Methods: An individual case study was conducted on a Healthcare provider with a confirmed positive COVID diagnosis early in the year 2020 during the COVID pandemic. The individual was a male who was employed as an emergency room Registered Nurse. He was not on any medications or supplements, reported no past medical conditions, and received no treatment or hospitalization during the period of anosmia. The nurse’s spouse blindfolded him and administered an array of spices, flavored liquids, and fruits, asking him to distinguish what he was tasting and smelling. The spouse then recorded all responses and posted results to social media. The project lead of this case study reviewed the information on the social media post, contacted the couple, and received permission to more widely share the findings.
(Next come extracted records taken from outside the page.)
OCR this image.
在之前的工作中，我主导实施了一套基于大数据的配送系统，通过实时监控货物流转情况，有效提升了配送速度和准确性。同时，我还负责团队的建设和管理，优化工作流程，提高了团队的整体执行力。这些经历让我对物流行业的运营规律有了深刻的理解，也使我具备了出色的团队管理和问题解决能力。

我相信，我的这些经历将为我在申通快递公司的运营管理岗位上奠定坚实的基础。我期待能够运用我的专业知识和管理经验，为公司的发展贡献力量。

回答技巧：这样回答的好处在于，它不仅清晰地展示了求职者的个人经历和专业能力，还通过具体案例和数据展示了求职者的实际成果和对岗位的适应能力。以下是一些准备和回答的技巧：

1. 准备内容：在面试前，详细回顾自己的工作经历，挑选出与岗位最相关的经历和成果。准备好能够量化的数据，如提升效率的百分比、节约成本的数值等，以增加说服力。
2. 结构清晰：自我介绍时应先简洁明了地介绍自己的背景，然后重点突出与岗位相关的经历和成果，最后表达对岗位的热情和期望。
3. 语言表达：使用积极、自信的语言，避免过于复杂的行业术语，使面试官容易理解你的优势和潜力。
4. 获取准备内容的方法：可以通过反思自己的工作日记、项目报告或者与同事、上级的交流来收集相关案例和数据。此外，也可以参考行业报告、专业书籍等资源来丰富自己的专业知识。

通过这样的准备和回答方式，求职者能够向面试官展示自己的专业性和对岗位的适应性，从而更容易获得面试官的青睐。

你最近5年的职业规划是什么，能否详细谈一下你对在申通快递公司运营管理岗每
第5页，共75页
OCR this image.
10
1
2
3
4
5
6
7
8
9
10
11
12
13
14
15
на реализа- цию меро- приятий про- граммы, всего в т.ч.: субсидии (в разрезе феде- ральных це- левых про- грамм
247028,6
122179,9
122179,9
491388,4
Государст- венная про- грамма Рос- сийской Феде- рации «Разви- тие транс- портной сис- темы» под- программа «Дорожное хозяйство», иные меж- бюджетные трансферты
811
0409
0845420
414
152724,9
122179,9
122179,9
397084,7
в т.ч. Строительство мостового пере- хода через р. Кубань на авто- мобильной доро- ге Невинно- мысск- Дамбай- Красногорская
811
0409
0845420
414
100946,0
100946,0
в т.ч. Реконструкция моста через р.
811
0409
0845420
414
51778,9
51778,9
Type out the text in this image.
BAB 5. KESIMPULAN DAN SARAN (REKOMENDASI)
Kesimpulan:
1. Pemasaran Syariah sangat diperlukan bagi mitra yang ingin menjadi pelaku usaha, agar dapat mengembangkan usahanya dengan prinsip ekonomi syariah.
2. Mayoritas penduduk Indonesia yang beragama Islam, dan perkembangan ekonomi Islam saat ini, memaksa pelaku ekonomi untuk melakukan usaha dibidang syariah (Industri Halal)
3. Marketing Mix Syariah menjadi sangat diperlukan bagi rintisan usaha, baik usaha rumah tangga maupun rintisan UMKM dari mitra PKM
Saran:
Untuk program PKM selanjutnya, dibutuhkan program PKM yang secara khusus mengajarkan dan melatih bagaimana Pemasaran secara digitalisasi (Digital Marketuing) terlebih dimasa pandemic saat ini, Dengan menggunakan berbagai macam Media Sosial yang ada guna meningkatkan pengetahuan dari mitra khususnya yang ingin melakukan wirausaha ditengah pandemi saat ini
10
Results: Based on information posted on social media, the nurse was unable to distinguish various spices, or liquid flavorings. While the nurse was able to identify fruits based on texture, he could not detect any distinct flavors such as sweetness. The nurse reported, “I cannot smell a thing; everything tastes bland. Conclusion: Blinded taste-testing is a feasible and low-cost method for confirming the symptom of anosmia among those who may be infected with the COVID virus. Future work should focus on supporting affected individuals with anosmia to maintain healthy nutritional intake despite the absence of taste and smell while ill.
Implications for Practice: Taste and smell deficiencies may occur with SarsCov-2 infection. Nurses should be screen for this symptom among patients and recommend COVID-testing where appropriate to drive early intervention and treatment of the virus. Additionally, because taste and smell normally help drive appetite, nurses should assess for deficiencies in nutritional intake among individuals with anosmia to support a healthy diet for optimal healing.